Yassine Fadel, tête d’affiche d’un film cannois

L’ACID est une sélection cannoise qui met l’accent sur les tout nouveaux cinéastes prometteurs, les films novateurs et surprenants. Il y a quelques années, c’est là qu’on découvrit La Tête la première d’Amélie Van Elmbt avec David Murgia.
La programmation 2016 est à nouveau placée sous le signe de l’éclectisme, à l’image des 14 réalisateurs qui la compose. Les neuf longs métrages choisis font entendre le bruissement du monde dans une joyeuse diversité d’approches, de mises en scène, de narrations, de genres. Comédies pince-sans-rire, destinées incroyables, antihéros paranoïaques, les films font exploser les frontières et nous font faire un pas de côté.

 

Cette programmation est traversée par un motif majeur, celui de la singularité des personnages qui renversent les schémas qui les enserrent : les fragiles, les dissemblables, les mélancoliques, les solitaires, les excentriques y sont doués de paroles sages, de volonté inaltérable, d’imagination fertile, de drôlerie rafraîchissante…

 

Fidèle à ses principes depuis sa création, l’ACID favorise l’émergence d’auteurs, cette année les films de Ludovic et Zoran Boukherma, Marielle Gautier, Hugo P. Thomas, Wissam Charaf, Sébastien Laudenbach, Jero Yun. Mais elle poursuit également son accompagnement d’artistes déjà sélectionnés par le passé, dans la construction d’une œuvre ou le renouvellement de leur cinéma, comme Olivier Babinet, Sébastien Betbeder, Fabianny Deschamps, Emmanuel Parraud ou encore Damien Manivel (dont le court métrage La Dame au chien avait été montré par l’ACID à Cannes en 2010).

 

Comme chaque année, ces films ont été choisis par d’autres cinéastes, parmi lesquels on retrouve les auteurs de plusieurs longs métrages programmés à Cannes par l’ACID en 2015. Une chaîne unique en son genre, où l’ACID puise toute sa vitalité. En mars 1992, c’est parce que le film Border Line de Danièle Dubroux, se voyait privé d’écrans l’avant-veille de sa sortie que des dizaines de cinéastes décidèrent de s’unir pour défendre la diffusion du cinéma indépendant : l’ACID allait naître quelques mois plus tard. Presque 25 ans ont passé, les blockbusters occupent toujours plus d’écrans, et certains trouvent toujours qu’il y a « trop de films ».

 

Parmi ces films, un long métrage français nous intéresse particulièrement puisqu’il met en vedette un jeune acteur belge encore peu connu chez nous, mais qui perce de plus en plus nettement à l’étranger : Yassine Fadel a été remarqué dans The Expatriate. On l’a ensuite revu dans le très bon film québécois Diego Star, mais aussi dans Kidnapping Mr Heineken, les Conquérants de Xabi Molia, dans la série The Missing ou le court métrage La part sauvage de Guérin van de Vorst. Plus brièvement dans Le Chant des hommes et, tout récemment, dans Ustica : The Missing Paper, un thriller italien dans lequel il incarne un pilote de chasse libyen.

 

Ce fort sympathique garçon est donc un des deux acteurs principaux d’Isola che non c’è de la Française Fabianny Deschamps, déjà présente à l’ACID en 2014.

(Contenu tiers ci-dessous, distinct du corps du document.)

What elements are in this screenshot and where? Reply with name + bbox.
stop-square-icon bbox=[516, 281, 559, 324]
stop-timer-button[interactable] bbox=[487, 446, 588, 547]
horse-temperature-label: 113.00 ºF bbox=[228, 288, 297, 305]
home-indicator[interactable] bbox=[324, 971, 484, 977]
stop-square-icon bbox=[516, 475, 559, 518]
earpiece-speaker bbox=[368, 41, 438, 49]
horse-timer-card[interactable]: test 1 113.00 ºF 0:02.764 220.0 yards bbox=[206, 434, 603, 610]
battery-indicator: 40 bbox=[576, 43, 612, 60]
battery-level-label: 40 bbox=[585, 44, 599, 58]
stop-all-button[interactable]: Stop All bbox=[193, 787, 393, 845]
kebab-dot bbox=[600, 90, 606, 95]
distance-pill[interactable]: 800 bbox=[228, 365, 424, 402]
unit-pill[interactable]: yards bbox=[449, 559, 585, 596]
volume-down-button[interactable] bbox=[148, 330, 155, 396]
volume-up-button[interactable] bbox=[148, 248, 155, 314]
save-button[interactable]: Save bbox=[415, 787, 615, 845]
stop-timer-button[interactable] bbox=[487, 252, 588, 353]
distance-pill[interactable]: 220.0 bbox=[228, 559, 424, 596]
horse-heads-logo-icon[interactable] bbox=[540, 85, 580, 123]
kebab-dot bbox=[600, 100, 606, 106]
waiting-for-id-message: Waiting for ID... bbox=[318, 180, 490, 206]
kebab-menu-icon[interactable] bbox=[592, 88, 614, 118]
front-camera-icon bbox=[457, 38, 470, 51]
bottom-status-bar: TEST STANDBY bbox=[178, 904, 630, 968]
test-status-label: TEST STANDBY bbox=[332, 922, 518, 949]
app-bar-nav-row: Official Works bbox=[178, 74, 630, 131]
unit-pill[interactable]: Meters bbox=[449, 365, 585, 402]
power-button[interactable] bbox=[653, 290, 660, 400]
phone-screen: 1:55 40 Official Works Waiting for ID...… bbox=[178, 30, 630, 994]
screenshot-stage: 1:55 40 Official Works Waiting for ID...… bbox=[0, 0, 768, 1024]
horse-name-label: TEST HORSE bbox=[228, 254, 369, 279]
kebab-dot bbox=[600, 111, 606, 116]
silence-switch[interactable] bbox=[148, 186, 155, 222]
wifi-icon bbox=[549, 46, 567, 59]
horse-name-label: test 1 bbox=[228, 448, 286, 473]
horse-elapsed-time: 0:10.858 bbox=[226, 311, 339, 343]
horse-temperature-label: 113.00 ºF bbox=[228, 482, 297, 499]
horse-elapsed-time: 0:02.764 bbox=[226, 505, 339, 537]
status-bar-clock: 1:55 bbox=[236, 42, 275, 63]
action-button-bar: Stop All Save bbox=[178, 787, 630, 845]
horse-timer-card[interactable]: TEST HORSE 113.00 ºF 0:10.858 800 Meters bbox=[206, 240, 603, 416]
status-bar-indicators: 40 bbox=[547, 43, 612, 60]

Ici, elle raconte l’odyssée d’une Chinoise échouée sur une île perdue au fin fond de l’Italie qui attend un mari qui ne vient pas. Elle survit seule dans une grotte en attendant l’enfant qui arrondit chaque jour un peu plus son ventre. Dans le port agité par l’arrivée quotidienne de centaines de migrants, elle cherche inlassablement le visage de l’homme qu’elle aime, son mari. Un soir, alors que l’île gronde, le vœu de Daï sera peut-être exaucé.

Cette histoire très surprenante, faite de rêves, mais sans féerie (contrairement au film précédent de la réalisatrice) met le doigt sur les parcours absurdes et cruels des mouvements migratoires aujourd’hui qui s’écrivent chaque jour aux portes de l’Europe.

 

 

Un vrai grand rôle pour Yassine qui, de fil en aiguille, avec une conviction à toute épreuve et un réel talent plein d’enthousiasme et d’énergie arrive enfin là où il a toujours voulu se trouver : devant les caméras, au service de réalisateurs ambitieux. Et tout cela avec un sourire franc et engageant, éternellement vissé aux lèvres.

Même physique, même caractère ouvert et volontaire, même passage par Acid : Yassine Fadel marche de toute évidence dans les traces de David Murgia.
On ne peut que lui souhaiter une progression identique.